How many leaves are on the tree outside your window?
That’s a question you may not be able to answer. How could you even count them all?
Would you ever get an answer that’s right? It’s a silly question, for sure, and probably not very important. In the new book “Lillian’s Right to Vote” by Jonah Winter and Shane W. Evans, you’ll see why someone would even ask.
Lillian stands at the bottom of a “very steep hill.” It’s Voting Day and she’s going to take advantage of her rights.
As she looks up the hill, she sees things – not just a hill but a slave auction. There are her great-great-grandparents: Elijah is wearing chains and Sarah is holding a baby. Lillian sees that they’re standing near a courthouse where only white men could vote.
It’s a long way up that hill and, as she climbs, Lillian sees more history: once a baby at that auction, her great-grandfather, Edmund grew up to pick cotton. He didn’t have any more rights than his own parents did – at least not until after the Civil War.
Lillian can see Great-Grandpa Edmund, post-War, on his way to vote for the very first time. He approaches the polls, looking dignified in his finest clothes; Great-Grandma Ida is there, too, but she can’t vote yet. That, as Lillian knows, is many years away.

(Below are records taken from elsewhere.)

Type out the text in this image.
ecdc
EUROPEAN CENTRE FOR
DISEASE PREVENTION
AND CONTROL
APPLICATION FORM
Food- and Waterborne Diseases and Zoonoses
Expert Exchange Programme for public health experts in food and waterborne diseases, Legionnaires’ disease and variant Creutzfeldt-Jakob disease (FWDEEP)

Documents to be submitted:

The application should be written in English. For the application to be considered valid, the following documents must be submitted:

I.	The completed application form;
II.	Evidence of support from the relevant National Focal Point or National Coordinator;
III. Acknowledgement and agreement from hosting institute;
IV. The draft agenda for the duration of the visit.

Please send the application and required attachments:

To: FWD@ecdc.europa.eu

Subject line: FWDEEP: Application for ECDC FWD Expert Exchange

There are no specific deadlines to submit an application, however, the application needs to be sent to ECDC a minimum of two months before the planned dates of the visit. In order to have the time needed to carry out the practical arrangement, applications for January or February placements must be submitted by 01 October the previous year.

Then the hill seems to become higher, and the climb gets harder. Lillian sees her grandpa, Isaac, but he’s not voting because of a poll tax that he has no hope of paying.

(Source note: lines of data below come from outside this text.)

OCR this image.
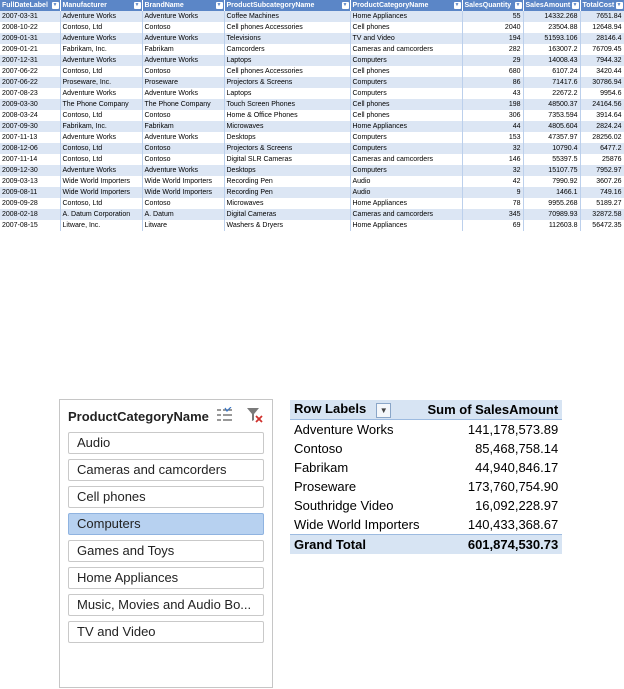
FullDateLabel ▼	Manufacturer ▼	BrandName ▼	ProductSubcategoryName ▼	ProductCategoryName ▼	SalesQuantity ▼	SalesAmount ▼	TotalCost ▼

2007-03-31	Adventure Works	Adventure Works	Coffee Machines	Home Appliances	55	14332.268	7651.84
2008-10-22	Contoso, Ltd	Contoso	Cell phones Accessories	Cell phones	2040	23504.88	12648.94
2009-01-31	Adventure Works	Adventure Works	Televisions	TV and Video	194	51593.106	28146.4
2009-01-21	Fabrikam, Inc.	Fabrikam	Camcorders	Cameras and camcorders	282	163007.2	76709.45
2007-12-31	Adventure Works	Adventure Works	Laptops	Computers	29	14008.43	7944.32
2007-06-22	Contoso, Ltd	Contoso	Cell phones Accessories	Cell phones	680	6107.24	3420.44
2007-06-22	Proseware, Inc.	Proseware	Projectors & Screens	Computers	86	71417.6	30786.94
2007-08-23	Adventure Works	Adventure Works	Laptops	Computers	43	22672.2	9954.6
2009-03-30	The Phone Company	The Phone Company	Touch Screen Phones	Cell phones	198	48500.37	24164.56
2008-03-24	Contoso, Ltd	Contoso	Home & Office Phones	Cell phones	306	7353.594	3914.64
2007-09-30	Fabrikam, Inc.	Fabrikam	Microwaves	Home Appliances	44	4805.604	2824.24
2007-11-13	Adventure Works	Adventure Works	Desktops	Computers	153	47357.97	28256.02
2008-12-06	Contoso, Ltd	Contoso	Projectors & Screens	Computers	32	10790.4	6477.2
2007-11-14	Contoso, Ltd	Contoso	Digital SLR Cameras	Cameras and camcorders	146	55397.5	25876
2009-12-30	Adventure Works	Adventure Works	Desktops	Computers	32	15107.75	7952.97
2009-03-13	Wide World Importers	Wide World Importers	Recording Pen	Audio	42	7990.92	3607.26
2009-08-11	Wide World Importers	Wide World Importers	Recording Pen	Audio	9	1466.1	749.16
2009-09-28	Contoso, Ltd	Contoso	Microwaves	Home Appliances	78	9955.268	5189.27
2008-02-18	A. Datum Corporation	A. Datum	Digital Cameras	Cameras and camcorders	345	70989.93	32872.58
2007-08-15	Litware, Inc.	Litware	Washers & Dryers	Home Appliances	69	112603.8	56472.35
ProductCategoryName
Audio
Cameras and camcorders
Cell phones
Computers
Games and Toys
Home Appliances
Music, Movies and Audio Bo...
TV and Video
Row Labels ▼	Sum of SalesAmount
Adventure Works	141,178,573.89
Contoso	85,468,758.14
Fabrikam	44,940,846.17
Proseware	173,760,754.90
Southridge Video	16,092,228.97
Wide World Importers	140,433,368.67
Grand Total	601,874,530.73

She hears her Uncle Levi, telling stories about impossible questions that had to be answered before anyone with brown skin could step up to cast a vote. She sees the same angry faces that surrounded her when she was a child, and women finally were allowed to vote.
White women, that is. Not people like Lillian.

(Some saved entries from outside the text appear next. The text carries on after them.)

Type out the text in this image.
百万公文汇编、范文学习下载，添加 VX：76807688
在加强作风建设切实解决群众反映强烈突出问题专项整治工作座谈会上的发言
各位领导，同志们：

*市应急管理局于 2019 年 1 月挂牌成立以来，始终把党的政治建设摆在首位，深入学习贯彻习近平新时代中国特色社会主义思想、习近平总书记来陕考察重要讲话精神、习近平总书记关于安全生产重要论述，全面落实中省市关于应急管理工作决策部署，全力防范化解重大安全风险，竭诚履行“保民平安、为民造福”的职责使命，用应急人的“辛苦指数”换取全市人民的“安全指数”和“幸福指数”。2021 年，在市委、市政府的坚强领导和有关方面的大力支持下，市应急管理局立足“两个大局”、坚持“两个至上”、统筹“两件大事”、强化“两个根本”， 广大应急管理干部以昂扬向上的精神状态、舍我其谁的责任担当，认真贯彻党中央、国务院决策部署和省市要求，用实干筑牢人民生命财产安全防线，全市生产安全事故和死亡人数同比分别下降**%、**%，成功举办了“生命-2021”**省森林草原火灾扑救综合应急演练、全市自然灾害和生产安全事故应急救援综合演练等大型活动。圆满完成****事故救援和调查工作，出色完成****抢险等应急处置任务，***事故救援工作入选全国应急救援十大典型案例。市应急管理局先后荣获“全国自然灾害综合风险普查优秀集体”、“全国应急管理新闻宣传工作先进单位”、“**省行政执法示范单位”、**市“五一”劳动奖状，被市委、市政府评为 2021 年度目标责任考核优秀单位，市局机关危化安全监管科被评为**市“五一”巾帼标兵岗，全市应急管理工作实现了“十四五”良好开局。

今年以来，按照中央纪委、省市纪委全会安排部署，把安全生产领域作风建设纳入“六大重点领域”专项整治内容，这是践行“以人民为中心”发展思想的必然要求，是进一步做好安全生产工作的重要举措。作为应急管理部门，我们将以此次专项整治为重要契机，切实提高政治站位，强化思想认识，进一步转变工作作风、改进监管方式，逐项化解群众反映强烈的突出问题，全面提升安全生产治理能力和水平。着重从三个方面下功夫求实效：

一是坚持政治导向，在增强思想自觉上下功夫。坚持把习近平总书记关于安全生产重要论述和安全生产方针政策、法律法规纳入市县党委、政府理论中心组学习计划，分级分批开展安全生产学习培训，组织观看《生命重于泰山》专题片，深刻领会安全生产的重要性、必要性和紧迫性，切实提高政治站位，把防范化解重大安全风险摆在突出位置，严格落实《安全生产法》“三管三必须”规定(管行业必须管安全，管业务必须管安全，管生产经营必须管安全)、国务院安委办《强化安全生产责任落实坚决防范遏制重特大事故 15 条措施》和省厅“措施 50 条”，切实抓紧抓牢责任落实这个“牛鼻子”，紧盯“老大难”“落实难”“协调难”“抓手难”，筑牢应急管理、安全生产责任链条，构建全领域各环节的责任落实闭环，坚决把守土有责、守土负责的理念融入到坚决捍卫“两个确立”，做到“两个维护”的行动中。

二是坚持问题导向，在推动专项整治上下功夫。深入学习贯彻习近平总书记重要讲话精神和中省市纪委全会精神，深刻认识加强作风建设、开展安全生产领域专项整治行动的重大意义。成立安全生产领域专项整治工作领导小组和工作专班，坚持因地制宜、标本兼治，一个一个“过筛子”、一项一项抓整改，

Stopping in the middle of the hill, Lillian remembers. Once, she registered to vote and had to take a test that she didn’t pass. People were hurt and killed over votes.
She starts walking again, soon reaching the voting place.
And Lillian steps to the door.
Did you ever buy a book for the kids that you ended up keeping for yourself? That’s what could happen once you’ve found “Lillian’s Right to Vote” – and that’s okay. I think you’ll understand it more than your children will anyhow.
There’s no doubt in my mind that kids will love this book. Sharp-eyed children, those who wonder what the presidential-candidate fuss is about, will get a basic history of the importance of voting.
Children in this books’ target age (3-to-6-year-olds) will appreciate the story that authors Jonah Winter & Shane W. Evans tell here. For sure, they’ll all enjoy the illustrations.
The real goodness in this book, however, is that becoming a children’s picture story doesn’t at all diminish its power. Indeed, “Lillian’s Right to Vote” is 10 feet tall, and it’s something neither you nor your child will be able to leave.
“Lillian’s Right to Vote” by Jonah Winter & Shane W. Evans, c. 2015, Schwartz & Wade Books, $17.99, 40 pages.